The Meh: I couldn’t decide whether the ending (don’t wanna ruin it for anyone who hasn’t had the pleasure of reading this book yet) was sweet and warm and full of identity reclamation, or if it was so sweet that it made me throw up in my mouth a little. Also, I had trouble keeping track of some of the very minor characters, especially Johnny’s friends from before the move. And “transvestite?” Really? Correct me if I’m wrong, but I’m pretty sure we left that behind with Dr. Frank-N-Furter in “Rocky Horror.” I thought these days, folks went with “cross-dresser.”

Hand It To: guys who aren’t afraid of their feminine side, girls and guys who aren’t afraid of said guys, and anyone who’s down with difference.

Dahlma Llanos-Figueroa–Daughters of the Stone

The What: Okay, this book isn’t technically YA, but I believe that it could have crossover appeal. Mea culpa *grin*. Slavers take Fela from Nigeria to Puerto Rico, separating her from her husband, Imo. Fela brings with her the stone that she and Imo used to store the spirit of their unborn child, and plans to find a man to help her bring their child into this world. She and the women who follow her are linked together by the magic in the stone, and by their powerful shared histories. The book shows five generations of women in good times and bad.

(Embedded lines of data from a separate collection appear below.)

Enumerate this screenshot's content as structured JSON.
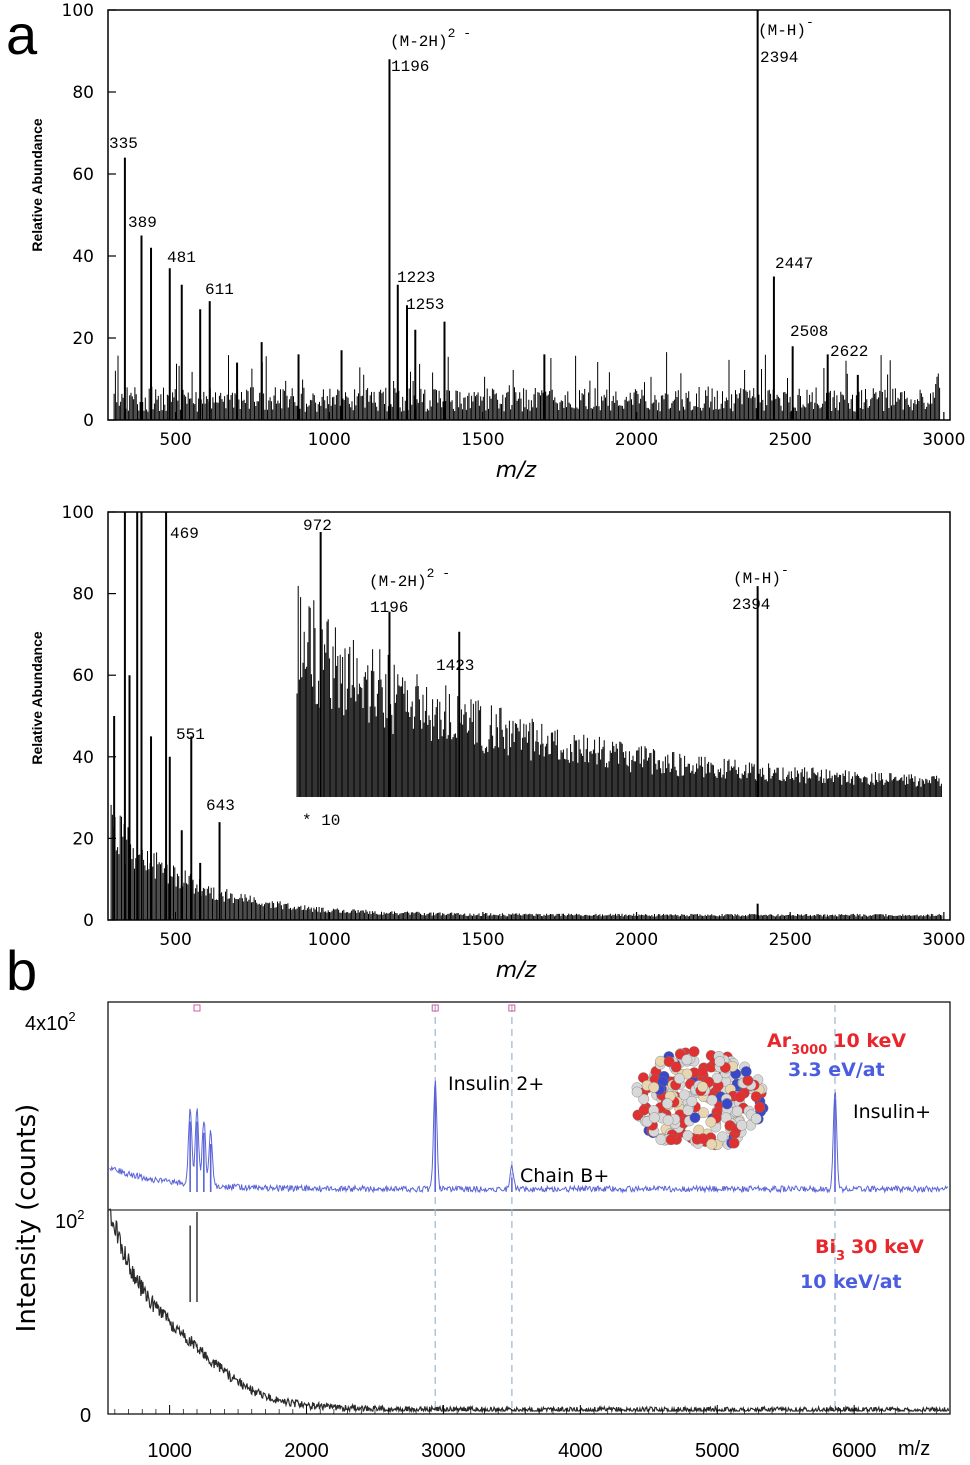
{
  "labels": {
    "a": "a",
    "b": "b",
    "times10": "* 10",
    "b_ylabel": "Intensity (counts)",
    "b_xunit": "m/z",
    "b_ytick_top_base": "4x10",
    "b_ytick_top_exp": "2",
    "b_ytick_mid_base": "10",
    "b_ytick_mid_exp": "2",
    "b_ytick_zero": "0"
  },
  "colors": {
    "upper_trace": "#5b64d8",
    "lower_trace": "#2b2b2b",
    "ar_label": "#e8262b",
    "energy_label": "#4a5ce0",
    "marker_ticks": "#d45aa0",
    "guide_lines": "#9ab8d0"
  },
  "chart_data": [
    {
      "type": "bar",
      "xlabel": "m/z",
      "ylabel": "Relative Abundance",
      "xlim": [
        280,
        3020
      ],
      "ylim": [
        0,
        100
      ],
      "xticks": [
        500,
        1000,
        1500,
        2000,
        2500,
        3000
      ],
      "yticks": [
        0,
        20,
        40,
        60,
        80,
        100
      ],
      "peaks": [
        {
          "x": 335,
          "y": 64
        },
        {
          "x": 389,
          "y": 45
        },
        {
          "x": 420,
          "y": 42
        },
        {
          "x": 481,
          "y": 37
        },
        {
          "x": 520,
          "y": 33
        },
        {
          "x": 580,
          "y": 27
        },
        {
          "x": 611,
          "y": 29
        },
        {
          "x": 700,
          "y": 14
        },
        {
          "x": 780,
          "y": 19
        },
        {
          "x": 900,
          "y": 16
        },
        {
          "x": 1040,
          "y": 17
        },
        {
          "x": 1196,
          "y": 88
        },
        {
          "x": 1223,
          "y": 33
        },
        {
          "x": 1253,
          "y": 28
        },
        {
          "x": 1280,
          "y": 22
        },
        {
          "x": 1375,
          "y": 24
        },
        {
          "x": 1700,
          "y": 16
        },
        {
          "x": 2394,
          "y": 100
        },
        {
          "x": 2447,
          "y": 35
        },
        {
          "x": 2508,
          "y": 18
        },
        {
          "x": 2622,
          "y": 16
        },
        {
          "x": 2720,
          "y": 11
        }
      ],
      "annotations": [
        {
          "text": "335",
          "x": 335
        },
        {
          "text": "389",
          "x": 389
        },
        {
          "text": "481",
          "x": 481
        },
        {
          "text": "611",
          "x": 611
        },
        {
          "text": "(M-2H)",
          "sup": "2 -",
          "x": 1196
        },
        {
          "text": "1196",
          "x": 1196
        },
        {
          "text": "1223",
          "x": 1223
        },
        {
          "text": "1253",
          "x": 1253
        },
        {
          "text": "(M-H)",
          "sup": "-",
          "x": 2394
        },
        {
          "text": "2394",
          "x": 2394
        },
        {
          "text": "2447",
          "x": 2447
        },
        {
          "text": "2508",
          "x": 2508
        },
        {
          "text": "2622",
          "x": 2622
        }
      ]
    },
    {
      "type": "bar",
      "xlabel": "m/z",
      "ylabel": "Relative Abundance",
      "xlim": [
        280,
        3020
      ],
      "ylim": [
        0,
        100
      ],
      "xticks": [
        500,
        1000,
        1500,
        2000,
        2500,
        3000
      ],
      "yticks": [
        0,
        20,
        40,
        60,
        80,
        100
      ],
      "peaks": [
        {
          "x": 300,
          "y": 50
        },
        {
          "x": 335,
          "y": 100
        },
        {
          "x": 350,
          "y": 60
        },
        {
          "x": 375,
          "y": 100
        },
        {
          "x": 389,
          "y": 100
        },
        {
          "x": 420,
          "y": 45
        },
        {
          "x": 469,
          "y": 100
        },
        {
          "x": 481,
          "y": 40
        },
        {
          "x": 520,
          "y": 22
        },
        {
          "x": 551,
          "y": 45
        },
        {
          "x": 580,
          "y": 14
        },
        {
          "x": 643,
          "y": 24
        },
        {
          "x": 2394,
          "y": 4
        }
      ],
      "inset": {
        "label": "* 10",
        "peaks": [
          {
            "x": 972,
            "y": 93
          },
          {
            "x": 1196,
            "y": 65
          },
          {
            "x": 1423,
            "y": 58
          },
          {
            "x": 2394,
            "y": 74
          }
        ]
      },
      "annotations": [
        {
          "text": "469",
          "x": 469
        },
        {
          "text": "551",
          "x": 551
        },
        {
          "text": "643",
          "x": 643
        },
        {
          "text": "972",
          "x": 972
        },
        {
          "text": "(M-2H)",
          "sup": "2 -",
          "x": 1196
        },
        {
          "text": "1196",
          "x": 1196
        },
        {
          "text": "1423",
          "x": 1423
        },
        {
          "text": "(M-H)",
          "sup": "-",
          "x": 2394
        },
        {
          "text": "2394",
          "x": 2394
        }
      ]
    },
    {
      "type": "line",
      "xlabel": "m/z",
      "ylabel": "Intensity (counts)",
      "xlim": [
        550,
        6700
      ],
      "xticks": [
        1000,
        2000,
        3000,
        4000,
        5000,
        6000
      ],
      "guide_lines_x": [
        2940,
        3500,
        5860
      ],
      "series": [
        {
          "name": "Ar3000 10 keV",
          "peaks": [
            {
              "x": 1150,
              "y": 0.7
            },
            {
              "x": 1200,
              "y": 0.7
            },
            {
              "x": 1250,
              "y": 0.6
            },
            {
              "x": 1300,
              "y": 0.5
            },
            {
              "x": 2940,
              "y": 1.0
            },
            {
              "x": 3500,
              "y": 0.2
            },
            {
              "x": 5860,
              "y": 0.9
            }
          ]
        },
        {
          "name": "Bi3 30 keV",
          "peaks": [
            {
              "x": 1150,
              "y": 0.85
            },
            {
              "x": 1200,
              "y": 1.0
            }
          ]
        }
      ],
      "annotations": [
        {
          "text": "Insulin 2+",
          "x": 2940
        },
        {
          "text": "Chain B+",
          "x": 3500
        },
        {
          "text": "Insulin+",
          "x": 5860
        }
      ],
      "ion_labels": [
        {
          "species": "Ar",
          "sub": "3000",
          "energy": "10 keV",
          "per_atom": "3.3 eV/at"
        },
        {
          "species": "Bi",
          "sub": "3",
          "energy": "30 keV",
          "per_atom": "10 keV/at"
        }
      ]
    }
  ]
}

The Good: The voices–all five of them–are distinct and believable, as are the women’s personalities, dreams and choices. I felt like I knew them, and I felt their successes and losses keenly. The settings are stunning, and made me feel completely immersed in them. The mother-daughter relationships are tumultuous and varied, and literally made me cry. I loved the progression of the women’s attitudes through time, which showed the characters as both unique individuals and products of their moment. I think it says a lot about how well-written and moving this book is that although I’m an atheist who doesn’t believe that there was anything mystical about the stone or its powers, I was still deeply affected by the women and their stories.

The Meh: In Concha’s section, there comes a point (I won’t spoil the plot for you) when the structure of the writing becomes awkward. Llanos-Figueroa may have been trying to reflect the narrator’s state of mind at that time, but it might have been easier on the reader and better for the story to shift narrators after The Thing That I Will Not Spoil For You.

Hand It To: Fans of magical realism, fans of inter-generational sagas, feminist readers, Nancy Pearl’s character and setting readers.

Laurie Halse Anderson–Wintergirls

The what: Laurie Halse Anderson tackles eating disorders in “Wintergirls.” Main character Lia has already been institutionalized twice for anorexia. After her best friend’s bulimia proves fatal, Lia makes up for being unable to control grief by becoming hyper-controlling of her food intake and exercise habits.